Mr. Judd to Mr. Seward.

No. 58.]

Sir:The threatened invasion of the Danish province of Jutland, mentioned in my last despatch, has taken place, and the result was the occupation of the village of Kolding, immediately on the boundary line. Report says that a part of the village is in Schleswig. The advance was made by the Prussian troops. As soon as knowledge of it reached Austria the proceeding was objected to. The utterances of the other great powers, moreover, were so significant that no further advance was made. No other military event of any importance has occurred.

The ministerial conference of some of the smaller German powers which assembled at Wurzburg separated without any decided action, saving their evident disagreement or fear under some general resolve to stand by each other and the authority of the Diet against any aggressions by the great powers. The truth is, Prussia and Austria control the Diet. They usually carry with them enough of the smaller states to accomplish what they may desire. If the majority of the Diet ever place themselves upon the record against the wishes of the two great powers, it is sure to be upon a question that in solution will not cause serious disagreement.

England, with the consent of France and Russia, proposed to the allied powers a conference with a view to a settlement of the question, and pending the proceedings an armistice should be established. The allied powers assented to that part of the proposition involving a conference, but refused to entertain so much of it as demanded an armistice. To this modification the other powers assented, and it only remains for Denmark to agree to it, and thus remit the Danish Schleswig-Holstein question again to its historical and traditional position, viz., the hands of diplomats. Denmark will be compelled to join in that conference. It cannot resist the combined will of the five great powers. What terms will proceed from that conference can only be judged of in a degree from the position already taken by some of these powers. England had made desperate efforts to have Denmark withdraw the constitution, the effect of which was to consolidate the duchies into the kingdom of Denmark as an integral part. The King of Prussia has declared that he will not sheathe the sword until the duchies are united under a separate administration. Austria does not desire to separate them from Denmark and allow the Prince of Augustenburg to be established as duke. From present appearances, the conference will find the duchies completely Germanized in its interior administration, as the evidences of Danish rule are being set aside as rapidly as possible. The Danish language in official and legal proceedings, and in church and school, has been supplanted by the German, and Danish officials go into retirement with their language. An old law of the duchies, requiring two years’ study at the University of Kiel as a qualification of such official positions as involve a collegiate education, has been revived, which act alone vacates all the leading and important offices.

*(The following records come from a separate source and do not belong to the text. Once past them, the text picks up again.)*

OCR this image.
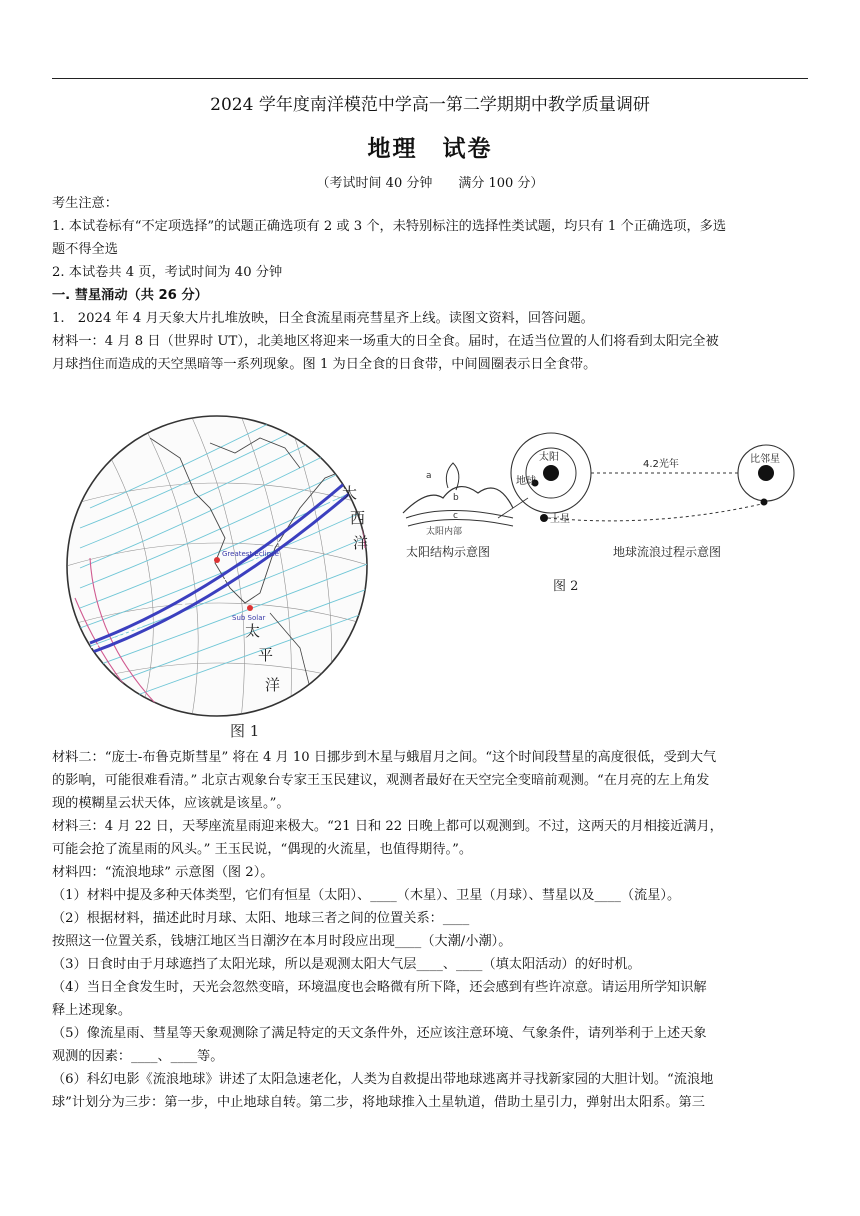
2024 学年度南洋模范中学高一第二学期期中教学质量调研
地理　试卷
（考试时间 40 分钟　　满分 100 分）

考生注意：

1. 本试卷标有“不定项选择”的试题正确选项有 2 或 3 个，未特别标注的选择性类试题，均只有 1 个正确选项，多选

题不得全选

2. 本试卷共 4 页，考试时间为 40 分钟

一. 彗星涌动（共 26 分）

1.　2024 年 4 月天象大片扎堆放映，日全食流星雨亮彗星齐上线。读图文资料，回答问题。

材料一：4 月 8 日（世界时 UT），北美地区将迎来一场重大的日全食。届时，在适当位置的人们将看到太阳完全被

月球挡住而造成的天空黑暗等一系列现象。图 1 为日全食的日食带，中间圆圈表示日全食带。

Greatest Eclipse
Sub Solar
大
西
洋
太
平
洋
图 1
a
b
c
太阳内部
太阳
地球
土星
4.2光年	比邻星
太阳结构示意图	地球流浪过程示意图
图 2

材料二：“庞士-布鲁克斯彗星” 将在 4 月 10 日挪步到木星与蛾眉月之间。“这个时间段彗星的高度很低，受到大气

的影响，可能很难看清。” 北京古观象台专家王玉民建议，观测者最好在天空完全变暗前观测。“在月亮的左上角发

现的模糊星云状天体，应该就是该星。”。

材料三：4 月 22 日，天琴座流星雨迎来极大。“21 日和 22 日晚上都可以观测到。不过，这两天的月相接近满月，

可能会抢了流星雨的风头。” 王玉民说，“偶现的火流星，也值得期待。”。

材料四：“流浪地球” 示意图（图 2）。

（1）材料中提及多种天体类型，它们有恒星（太阳）、____（木星）、卫星（月球）、彗星以及____（流星）。

（2）根据材料，描述此时月球、太阳、地球三者之间的位置关系：____

按照这一位置关系，钱塘江地区当日潮汐在本月时段应出现____（大潮/小潮）。

（3）日食时由于月球遮挡了太阳光球，所以是观测太阳大气层____、____（填太阳活动）的好时机。

（4）当日全食发生时，天光会忽然变暗，环境温度也会略微有所下降，还会感到有些许凉意。请运用所学知识解

释上述现象。

（5）像流星雨、彗星等天象观测除了满足特定的天文条件外，还应该注意环境、气象条件，请列举利于上述天象

观测的因素：____、____等。

（6）科幻电影《流浪地球》讲述了太阳急速老化，人类为自救提出带地球逃离并寻找新家园的大胆计划。“流浪地

球”计划分为三步：第一步，中止地球自转。第二步，将地球推入土星轨道，借助土星引力，弹射出太阳系。第三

These proceedings will have been finished before the conference is ended, and to all intents and purposes the duchies will be an independent state, except on the sole question of who shall be the executive head. The allied powers are opposed to the pretence of the Prince of Augustenburg, and my conviction is that the Danish king will have rule over the duchies, but he will not be allowed to undo what has been accomplished by the occupation of Holstein and the invasion of Schleswig. While his personal position will thus be preserved, it will not add to the power of the kingdom of Denmark. A quasi independent sovereignty annexed to the kingdom through a disputed succession, foreign in its language and laws, hostile from a feeling of wrong and oppression hereto-fore [Page 207] suffered, and conscious that the German nation is its protector, it will be a constant source of strife and conflict and weakness to Denmark. The duchies will be in the kingdom, but not of it.

Through the official papers of Copenhagen the Danish regulations for the blockade of the German ports have been given to the public “in extenso.” I beg leave to annex them as published in the German press. According to these regulations a provisional embargo is to be laid, until the first of April, upon all ships carrying an enemy’s flag anchored in the ports or bays of Denmark. After that date such ships may be withdrawn with safe conducts to non-blockaded ports, upon condition that the states to which they belong will exercise reciprocity. As regards the blockade itself it is said: “The blockade is to be held to have commenced when one or several vessels blockade a port in such a manner that merchantmen can neither enter nor issue without running evident risk of capture. Commandants of ships charged with the blockade are immediately to summon neutral vessels anchored in hostile ports to state when they will leave the blockaded port.”

For the present, the blockade of the Holstein and Schleswig ports alone is decreed; but it is intimated that the blockade of all German ports in the Baltic and North sea is soon to follow.

The Paris declaration on the subject of privateering, &c., will, in general, be observed by Denmark.

I am, sir, your obedient servant,


Hon. William H. Seward, Secretary of State, &c., &c., &c.